Pero ninguna de las dos medidas, por sí solas, resolverá el problema de fondo.
Hay que apuntarlo: el verdadero origen del caos vial no nació este año ni el anterior, se construyó durante décadas de crecimiento urbano acelerado, permisos flexibles, desarrollos mal planeados y una infraestructura que dejó de crecer al mismo ritmo que el aforo vehicular.
Cada nuevo edificio sin estacionamiento suficiente, cada negocio que traslada sus vehículos a la vía pública y cada colonia diseñada para menos habitantes de los que hoy alberga, termina pasando la factura a la ciudad.
Por eso el reto no es solamente retirar los apartados ni endurecer las licencias. El reto es coordinar el desarrollo urbano, la movilidad y el crecimiento poblacional.
Las dos alcaldesas parecen haber comenzado a atender partes distintas del mismo problema. Quizá ahora toca atacar también la raíz.
Porque los “mejoralitos” alivian el dolor. Pero rara vez curan la enfermedad.
Es decir, ni tanto que queme al santo, ni menos que no lo alumbre. Así que por lo pronto, los canillazos son para las dos alcaldesas.
¡El riesgo de politizar casos como el de Roxana!
Lo escrito por el periodista Ricardo Chua en su Columna “Sale y Vele”, es una análisis claro de la realidad y formas que se han perdido, repetir narrativas que no convencen por falta de sustento.
El punto fuerte de Chua no es el caso judicial en sí, sino el fenómeno político que suele acompañar sensibles tragedias como sufrida por la comunicadora Roxana Guzmán y lo que su familia debe estar sufriendo, pues casos como este en tiempos electorales son de intenciones claramente visibles: la disputa por la narrativa antes incluso de que concluyan las investigaciones.

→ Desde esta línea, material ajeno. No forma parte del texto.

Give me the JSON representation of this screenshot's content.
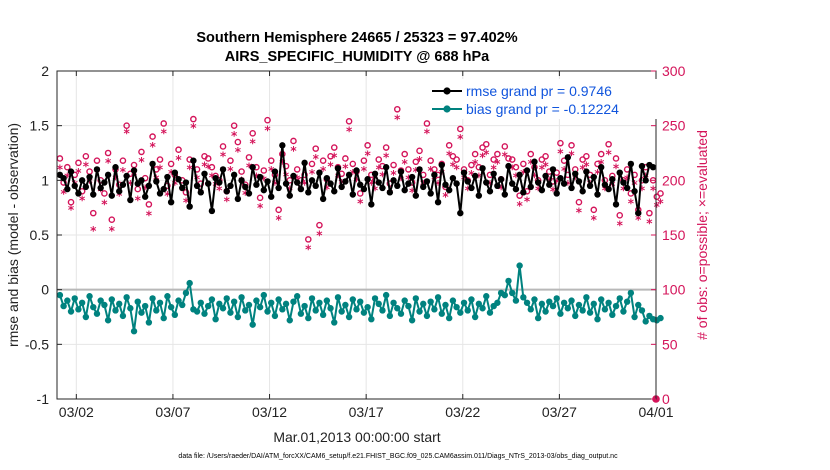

Nos parece un enfoque válido por cuidar un equilibrio importante: defiende la exigencia de justicia, respetar a la familia y advierte para evitar convertir el caso en una herramienta de confrontación política mientras la investigación sigue abierta.
Y es que preocupa y mucho que, antes incluso de concluir los peritajes y las investigaciones, el caso de la comunicadora Roxana Guzmán comience a convertirse en terreno de disputa política.
Ricardo considera que hechos antes que nadar con la corriente: Hoy existen personas detenidas y la Fiscalía mantiene abiertas diversas líneas de investigación, además de que se sabe que especialistas realizan las pruebas correspondientes para determinar la identidad de restos localizados recientemente.
Por eso quizá el momento exige prudencia.
Porque una cosa es exigir resultados, transparencia y justicia, y otra muy distinta utilizar una tragedia humana como herramienta de confrontación política o electoral. Cuando la política llega antes que la verdad, casi siempre pierde la justicia.